手腳快的弓箭都搭好了,玄魚不甘人後,一邊嘀咕:“我怎麼瞧這鴿子像是有人養的呢。”一邊“咻!”射下來一隻,那可憐的小傢伙撲棱著翅膀,摔在不遠處。
“管它有沒有養,路過咱們這就得姓趙!”晉軍中不乏弓箭好手,個個興奮得什麼似的,一群鴿子飛過去,起碼有一半都被射了下來!
受傷的鴿子掉得哪都有,自有那新兵蛋子屁顛屁顛去撿,玄魚換了個姿勢:“要我說,鴿子還是郢都那家酒樓的烤乳鴿做得好,油亮亮的,皮又脆生,哧溜~不知今生還有無機會去吃一次。”
“玄魚大人!玄魚大人!”新兵蛋子提著鴿子一臉興奮地跑回來。
玄魚:“大驚小怪的樣兒,沒吃過還是沒見過啊?”
“不是啊大人,”小兵提著鴿子的腳,上面綁了個小小的竹筒:“您打下來的,這是個信鴿啊!”
玄魚一口吐了草:“快給我瞧瞧!”
尋常人家通信絕不會用信鴿,被玄魚誤打誤撞打下來的這隻訓練有素,目標明確,分明是軍中用鴿。
他心裡起了警覺,立馬取出小竹筒里的東西,三兩行看完。
“怎麼樣?寫了什麼?”周圍人問。
玄魚突然興奮起來,拍了撿鴿子的小兵一下:“你小子,等賞吧!”
說罷直接掀開主帳衝進去:“殿下,屬下剛才撿到個鴿……鴿……”
趙商臣慢條斯理攏上衣襟,唇上有不自然的嫣紅,殷雅猛地從他懷裡跳下來,打了他一拳跑出去了。
趙商臣捂著胸口,口氣兇惡:“你最好是有正經事。”
“不然軍中二百匹快馬接下來半個月,全是你刷!”
“殿下,屬下真的有正經事啊!”玄魚刷馬已經刷出了陰影,立馬把鴿子一舉:“屬下剛才不小心打下來的,您瞧瞧這竹筒里的小紙條!”
趙商臣接過一看,差點沒氣樂:“燕國的信鴿?”
玄魚一瞧還真是,他說:“燕國的人怎麼會在太子遇身邊?那不是出了內奸嗎?”
趙商臣突然興奮:“嘿!都說太子遇御下有方,竟然也會出內奸啊!”
玄魚不說話:“……”
“咳。”趙商臣低頭看著小紙條上短短數行字,突然正經:“你說,是誰將太子妃在渭之會上的動向透露出去呢?又是誰想知道呢?”

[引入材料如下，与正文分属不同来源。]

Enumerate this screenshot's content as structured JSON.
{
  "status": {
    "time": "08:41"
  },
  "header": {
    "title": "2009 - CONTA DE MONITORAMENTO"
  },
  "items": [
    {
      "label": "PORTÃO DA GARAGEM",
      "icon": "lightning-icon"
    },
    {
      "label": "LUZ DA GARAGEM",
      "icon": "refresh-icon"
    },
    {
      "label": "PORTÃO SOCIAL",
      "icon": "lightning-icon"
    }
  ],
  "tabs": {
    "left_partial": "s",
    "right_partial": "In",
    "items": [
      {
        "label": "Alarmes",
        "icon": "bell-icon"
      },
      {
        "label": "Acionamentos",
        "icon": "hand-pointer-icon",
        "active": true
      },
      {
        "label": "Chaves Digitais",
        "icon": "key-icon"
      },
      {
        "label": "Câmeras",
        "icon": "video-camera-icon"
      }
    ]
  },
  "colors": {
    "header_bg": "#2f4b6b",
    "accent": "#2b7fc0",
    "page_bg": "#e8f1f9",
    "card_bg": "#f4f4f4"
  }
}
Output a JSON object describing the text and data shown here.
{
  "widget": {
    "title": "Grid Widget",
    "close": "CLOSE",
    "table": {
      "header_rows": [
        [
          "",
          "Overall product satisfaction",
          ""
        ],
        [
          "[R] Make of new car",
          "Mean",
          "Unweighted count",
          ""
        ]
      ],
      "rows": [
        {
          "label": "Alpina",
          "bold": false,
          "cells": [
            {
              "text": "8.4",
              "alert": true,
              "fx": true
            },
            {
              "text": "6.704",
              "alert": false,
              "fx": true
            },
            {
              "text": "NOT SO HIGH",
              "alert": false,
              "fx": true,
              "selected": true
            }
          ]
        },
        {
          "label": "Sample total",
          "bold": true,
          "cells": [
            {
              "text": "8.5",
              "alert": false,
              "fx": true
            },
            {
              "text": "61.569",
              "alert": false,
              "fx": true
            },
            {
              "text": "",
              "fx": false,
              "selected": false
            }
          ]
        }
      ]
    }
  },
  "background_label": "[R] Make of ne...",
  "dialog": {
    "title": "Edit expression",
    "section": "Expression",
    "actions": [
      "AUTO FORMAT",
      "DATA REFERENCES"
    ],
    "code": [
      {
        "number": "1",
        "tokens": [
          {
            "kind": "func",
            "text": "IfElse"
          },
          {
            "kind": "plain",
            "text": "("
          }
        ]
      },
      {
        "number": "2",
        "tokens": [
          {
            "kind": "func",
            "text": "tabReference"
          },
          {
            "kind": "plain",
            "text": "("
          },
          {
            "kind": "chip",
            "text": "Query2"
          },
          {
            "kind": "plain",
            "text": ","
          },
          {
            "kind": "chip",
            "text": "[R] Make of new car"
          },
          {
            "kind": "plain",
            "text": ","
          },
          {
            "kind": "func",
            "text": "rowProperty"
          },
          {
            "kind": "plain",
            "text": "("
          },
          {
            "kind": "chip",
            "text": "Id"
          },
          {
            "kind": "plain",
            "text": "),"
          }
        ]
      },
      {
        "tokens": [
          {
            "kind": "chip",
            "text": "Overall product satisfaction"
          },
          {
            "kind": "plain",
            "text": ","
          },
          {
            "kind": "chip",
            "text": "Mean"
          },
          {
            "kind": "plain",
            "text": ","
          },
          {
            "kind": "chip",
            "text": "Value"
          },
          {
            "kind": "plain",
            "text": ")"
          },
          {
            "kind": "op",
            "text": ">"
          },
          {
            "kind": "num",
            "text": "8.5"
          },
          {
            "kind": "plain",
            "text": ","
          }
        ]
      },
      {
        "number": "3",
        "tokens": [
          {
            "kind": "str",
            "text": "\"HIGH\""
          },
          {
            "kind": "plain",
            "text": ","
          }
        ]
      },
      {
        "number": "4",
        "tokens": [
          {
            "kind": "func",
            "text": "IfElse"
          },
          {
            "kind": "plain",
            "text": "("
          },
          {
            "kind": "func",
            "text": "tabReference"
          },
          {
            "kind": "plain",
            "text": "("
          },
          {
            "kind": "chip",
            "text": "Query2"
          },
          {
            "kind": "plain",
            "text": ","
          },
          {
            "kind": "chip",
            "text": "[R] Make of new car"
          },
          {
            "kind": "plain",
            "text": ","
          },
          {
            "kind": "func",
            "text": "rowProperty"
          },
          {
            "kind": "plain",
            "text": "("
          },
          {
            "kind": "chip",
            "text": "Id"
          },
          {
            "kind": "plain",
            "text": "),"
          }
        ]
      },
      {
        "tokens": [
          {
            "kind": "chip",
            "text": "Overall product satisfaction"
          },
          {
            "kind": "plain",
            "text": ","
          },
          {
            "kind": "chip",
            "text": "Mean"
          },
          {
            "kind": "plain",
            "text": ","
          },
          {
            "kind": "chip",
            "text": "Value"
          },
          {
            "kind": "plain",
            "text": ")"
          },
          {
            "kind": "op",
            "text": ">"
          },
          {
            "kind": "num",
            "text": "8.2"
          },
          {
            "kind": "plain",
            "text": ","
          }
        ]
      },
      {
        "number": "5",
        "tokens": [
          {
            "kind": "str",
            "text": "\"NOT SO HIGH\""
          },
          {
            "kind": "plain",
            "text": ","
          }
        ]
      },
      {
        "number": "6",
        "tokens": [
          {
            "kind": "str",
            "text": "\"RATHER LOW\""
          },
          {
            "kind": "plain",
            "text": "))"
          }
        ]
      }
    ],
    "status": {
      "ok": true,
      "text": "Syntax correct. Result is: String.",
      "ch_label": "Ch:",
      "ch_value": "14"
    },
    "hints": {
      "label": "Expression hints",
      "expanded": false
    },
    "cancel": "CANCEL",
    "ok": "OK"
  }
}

玄魚搖頭:“這說不好,太子妃現在肚子裡揣著金元寶,到哪都遭人惦記。”
可不是,尤其是對燕國人來說,太子遇和太子遇的孩子,一樣恨不得殺之而後快。
趙商臣將紙條揣進袖袋,又示意玄魚帶上鴿子,非常瀟灑地把頭髮往兩旁一擼:“備快馬,我去瞧瞧外甥。”